Vivir en Metlatónoc, Guerrero, es como si se tratara del inicio del mundo: las familias viven de tortillas con chile; agua contaminada que ha llevado a la muerte a un incontable número de niños por infecciones estomacales, dice Petra Martínez. Faltan médicos y caminos que animen a los maestros a quedarse más de tres días en la zona. Ese es el tiempo máximo que los mentores soportan "en el metatito", significado de Metlatónoc en náhuatl.
Para estas fechas, es común ver casas de lámina y de cartón abandonadas. Sus integrantes, familias de cinco o seis miembros, emigraron al norte del país para emplearse como jornaleros agrícolas y, si acaso, regresarán hasta octubre próximo.
Este es el testimonio de Petra consejera indígena del presidente Vicente Fox quien, vía telefónica desde Ometepec, Guerrero, lamenta no haber sido invitada a la presentación del reciente informe sobre desarrollo humano que el primer mandatario encabezó este martes con autoridades de su gabinete y de las Naciones Unidas.
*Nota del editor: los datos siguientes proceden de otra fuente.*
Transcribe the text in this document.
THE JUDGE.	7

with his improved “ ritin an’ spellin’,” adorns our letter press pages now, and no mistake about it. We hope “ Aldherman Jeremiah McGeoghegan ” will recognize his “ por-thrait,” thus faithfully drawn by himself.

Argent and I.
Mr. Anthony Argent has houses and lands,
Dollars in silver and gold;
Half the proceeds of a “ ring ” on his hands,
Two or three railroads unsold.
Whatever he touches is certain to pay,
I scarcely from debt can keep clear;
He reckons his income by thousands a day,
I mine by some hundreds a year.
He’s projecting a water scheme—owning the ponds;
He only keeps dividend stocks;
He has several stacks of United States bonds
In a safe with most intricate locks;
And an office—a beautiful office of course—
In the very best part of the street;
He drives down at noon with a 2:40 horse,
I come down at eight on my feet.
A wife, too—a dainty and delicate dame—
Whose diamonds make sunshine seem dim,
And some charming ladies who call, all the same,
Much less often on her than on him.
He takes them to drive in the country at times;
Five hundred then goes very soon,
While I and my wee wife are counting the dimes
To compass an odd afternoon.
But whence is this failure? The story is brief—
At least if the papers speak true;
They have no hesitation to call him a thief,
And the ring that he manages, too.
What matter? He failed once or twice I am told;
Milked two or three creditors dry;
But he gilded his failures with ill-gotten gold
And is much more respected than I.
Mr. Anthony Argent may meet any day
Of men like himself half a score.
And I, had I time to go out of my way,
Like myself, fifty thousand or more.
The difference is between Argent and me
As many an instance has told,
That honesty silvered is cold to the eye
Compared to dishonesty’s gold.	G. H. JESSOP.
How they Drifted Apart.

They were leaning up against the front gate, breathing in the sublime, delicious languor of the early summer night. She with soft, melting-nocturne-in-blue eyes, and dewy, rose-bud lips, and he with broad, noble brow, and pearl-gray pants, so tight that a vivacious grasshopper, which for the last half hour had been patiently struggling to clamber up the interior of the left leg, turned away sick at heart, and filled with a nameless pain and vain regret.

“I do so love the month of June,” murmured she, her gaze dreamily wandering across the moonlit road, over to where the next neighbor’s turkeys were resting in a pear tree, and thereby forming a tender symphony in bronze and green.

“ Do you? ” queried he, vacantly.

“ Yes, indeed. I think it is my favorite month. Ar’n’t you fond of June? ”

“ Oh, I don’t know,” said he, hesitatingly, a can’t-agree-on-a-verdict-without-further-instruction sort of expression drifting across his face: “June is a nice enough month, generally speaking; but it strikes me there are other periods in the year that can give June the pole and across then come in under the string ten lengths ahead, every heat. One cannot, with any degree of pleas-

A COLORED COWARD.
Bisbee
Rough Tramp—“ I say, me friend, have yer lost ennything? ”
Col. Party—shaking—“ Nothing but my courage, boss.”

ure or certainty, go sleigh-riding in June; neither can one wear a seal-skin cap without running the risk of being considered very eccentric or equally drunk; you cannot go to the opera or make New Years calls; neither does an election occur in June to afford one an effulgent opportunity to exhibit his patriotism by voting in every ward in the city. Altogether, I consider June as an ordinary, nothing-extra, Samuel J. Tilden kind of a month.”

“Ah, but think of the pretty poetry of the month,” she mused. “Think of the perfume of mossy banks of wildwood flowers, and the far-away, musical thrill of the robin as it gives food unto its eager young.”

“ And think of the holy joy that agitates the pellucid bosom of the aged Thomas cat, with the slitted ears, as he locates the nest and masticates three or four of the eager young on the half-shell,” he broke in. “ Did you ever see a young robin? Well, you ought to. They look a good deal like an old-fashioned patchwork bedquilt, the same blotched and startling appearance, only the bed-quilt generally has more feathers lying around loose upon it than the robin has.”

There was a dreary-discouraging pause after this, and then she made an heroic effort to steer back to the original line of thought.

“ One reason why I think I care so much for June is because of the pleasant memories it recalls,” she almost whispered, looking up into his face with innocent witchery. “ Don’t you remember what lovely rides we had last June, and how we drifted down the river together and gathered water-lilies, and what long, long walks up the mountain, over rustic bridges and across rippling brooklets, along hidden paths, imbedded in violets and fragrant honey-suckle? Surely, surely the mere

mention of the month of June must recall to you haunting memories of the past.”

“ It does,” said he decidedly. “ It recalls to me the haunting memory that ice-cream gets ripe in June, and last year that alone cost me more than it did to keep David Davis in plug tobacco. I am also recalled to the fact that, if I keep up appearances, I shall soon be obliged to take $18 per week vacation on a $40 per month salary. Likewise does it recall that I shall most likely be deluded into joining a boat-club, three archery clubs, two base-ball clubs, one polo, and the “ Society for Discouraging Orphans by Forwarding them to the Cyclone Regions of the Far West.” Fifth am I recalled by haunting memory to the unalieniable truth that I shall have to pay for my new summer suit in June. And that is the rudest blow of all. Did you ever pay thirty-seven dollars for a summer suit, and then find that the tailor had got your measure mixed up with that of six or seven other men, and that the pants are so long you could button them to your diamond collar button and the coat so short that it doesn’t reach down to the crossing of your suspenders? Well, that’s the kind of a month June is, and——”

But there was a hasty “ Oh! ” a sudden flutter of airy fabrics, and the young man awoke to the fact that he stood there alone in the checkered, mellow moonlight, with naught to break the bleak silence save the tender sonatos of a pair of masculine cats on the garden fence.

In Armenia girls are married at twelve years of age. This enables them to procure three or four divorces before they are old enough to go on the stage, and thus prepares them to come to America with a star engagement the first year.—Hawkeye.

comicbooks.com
Ella estuvo el fin de semana en la ciudad de México, en una reunión de consejeros, y no se enteró del acto de este miércoles; pero hubiese querido que el presidente Fox y sus colaboradores supieran lo que se siente vivir en el último municipio de la República mexicana, con sus caminos de tierra desaparecidos, sin líneas telefónicas, ni escuelas, ni empleos, ni mucho menos vehículos último modelo para que las familias enteras salgan a disfrutar de un paseo por el campo.
Casi todos hablan mixteco o tlapaneco; se transportan en camionetas que dan servicio a distintas comunidades siempre y cuando haya acceso. Ahorita, la única opción son los pies porque los vehículos no pasan. Los cerros se reblandecieron y el lodo cubrió los caminos de tierra abiertos por los propios pobladores para salir al municipio más cercano: Tlapa de Comonfort, a unos 100 kilómetros de distancia.
Petra dice que Metlatónoc es tan pobre, que ni las autoridades que lo gobiernan (del Partido de la Revolución Democrática) viven ahí. Prefieren, dice, irse a otro lado.
Afirma que cuando el personal del Instituto Nacional de Estadística, Geografía e Informática va a su municipio a realizar los conteos de población, prefiere regresarse en cuanto ve que sus vehículos no pueden avanzar.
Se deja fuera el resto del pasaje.